Les pauvres plus appauvris

Le Parti communiste de l’Inde marxiste (PCI-M) dénonce ainsi une politique qui appauvrit les plus pauvres. « Voici Modi Antoinette disant “s’ils n’ont pas de liquide, qu’ils utilisent leur carte de crédit !” » a fustigé Sitaram Yechury, le secrétaire général du PCI-M, parodiant la reine de France avant de préciser que « le taux de suicide des paysans sous le gouvernement de Modi avait augmenté de 26 % ». Selon le dirigeant, de nombreux paysans qui croulent déjà sous les dettes ont par ailleurs été obligés de vendre leur récolte à prix cassés sur le marché. Après les manifestations massives des agriculteurs en 2015 contre une réforme gouvernementale visant à faciliter les réquisitions de terres pour l’industrie, la grève et les manifestations s’étendent aujourd’hui à de nombreux secteurs. Et la démonétisation crée des remous jusque dans la majorité. Du fait des invendus, les commerçants ont été obligés de jeter des denrées périssables et nombre de travailleurs journaliers ne trouvent plus d’emplois car les petits patrons manquent également de nouvelles coupures. La presse indienne regorge de témoignages de ventres vides au cœur d’une population qui représente déjà un quart de la population sous-alimentée dans le monde.
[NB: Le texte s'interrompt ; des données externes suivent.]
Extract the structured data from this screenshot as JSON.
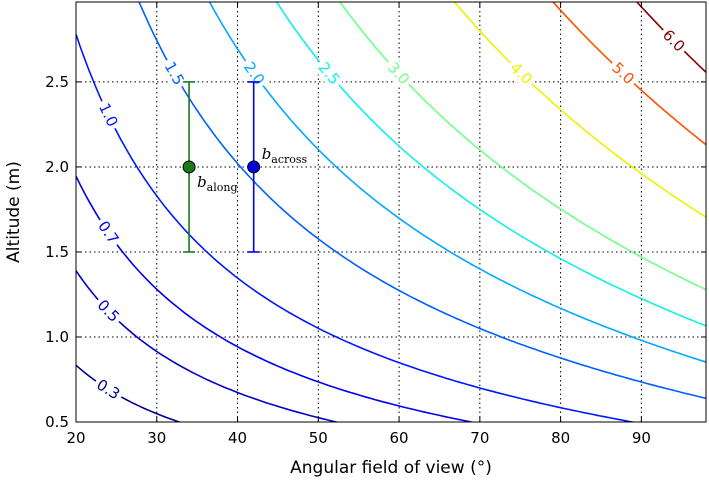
{
  "chart_data": {
    "type": "contour",
    "title": "",
    "xlabel": "Angular field of view (°)",
    "ylabel": "Altitude (m)",
    "xlim": [
      20,
      98
    ],
    "ylim": [
      0.5,
      2.97
    ],
    "x_ticks": [
      "20",
      "30",
      "40",
      "50",
      "60",
      "70",
      "80",
      "90"
    ],
    "y_ticks": [
      "0.5",
      "1.0",
      "1.5",
      "2.0",
      "2.5"
    ],
    "grid": "dotted",
    "contours": [
      {
        "level": 0.3,
        "label": "0.3",
        "color": "#00008f"
      },
      {
        "level": 0.5,
        "label": "0.5",
        "color": "#0000c8"
      },
      {
        "level": 0.7,
        "label": "0.7",
        "color": "#0000f0"
      },
      {
        "level": 1.0,
        "label": "1.0",
        "color": "#0018ff"
      },
      {
        "level": 1.5,
        "label": "1.5",
        "color": "#0060ff"
      },
      {
        "level": 2.0,
        "label": "2.0",
        "color": "#00a8ff"
      },
      {
        "level": 2.5,
        "label": "2.5",
        "color": "#10f0e8"
      },
      {
        "level": 3.0,
        "label": "3.0",
        "color": "#70ff88"
      },
      {
        "level": 4.0,
        "label": "4.0",
        "color": "#f0f000"
      },
      {
        "level": 5.0,
        "label": "5.0",
        "color": "#ff5000"
      },
      {
        "level": 6.0,
        "label": "6.0",
        "color": "#800000"
      }
    ],
    "points": [
      {
        "name": "b",
        "subscript": "along",
        "x": 34,
        "y": 2.0,
        "y_range": [
          1.5,
          2.5
        ],
        "color": "#1a7a1a"
      },
      {
        "name": "b",
        "subscript": "across",
        "x": 42,
        "y": 2.0,
        "y_range": [
          1.5,
          2.5
        ],
        "color": "#0000e0"
      }
    ]
  }
}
Les petits commerçants ont été invités à faire crédit à leurs clients. Une solution d’urgence intenable à terme. « Les moins favorisés paient le prix fort pour les erreurs financières de la classe privilégiée », commente la sociologue Ashis Nandy. S’agit-il réellement d’erreurs ? Beaucoup dénoncent un plan préparé sur un coin de table dont aucun des instigateurs n’avait mesuré les conséquences. Mais le projet avait savamment été élaboré par l’Agence américaine de développement international, l’Usaid, qui a négocié des accords de coopération avec le ministère indien des Finances à condition de diminuer l’utilisation de l’argent liquide en faveur de moyens de paiement électroniques afin de favoriser ses propres intérêts économiques et l’ouverture de l’Inde aux capitaux étrangers. Ou quand la guerre au cash fait des millions de victimes.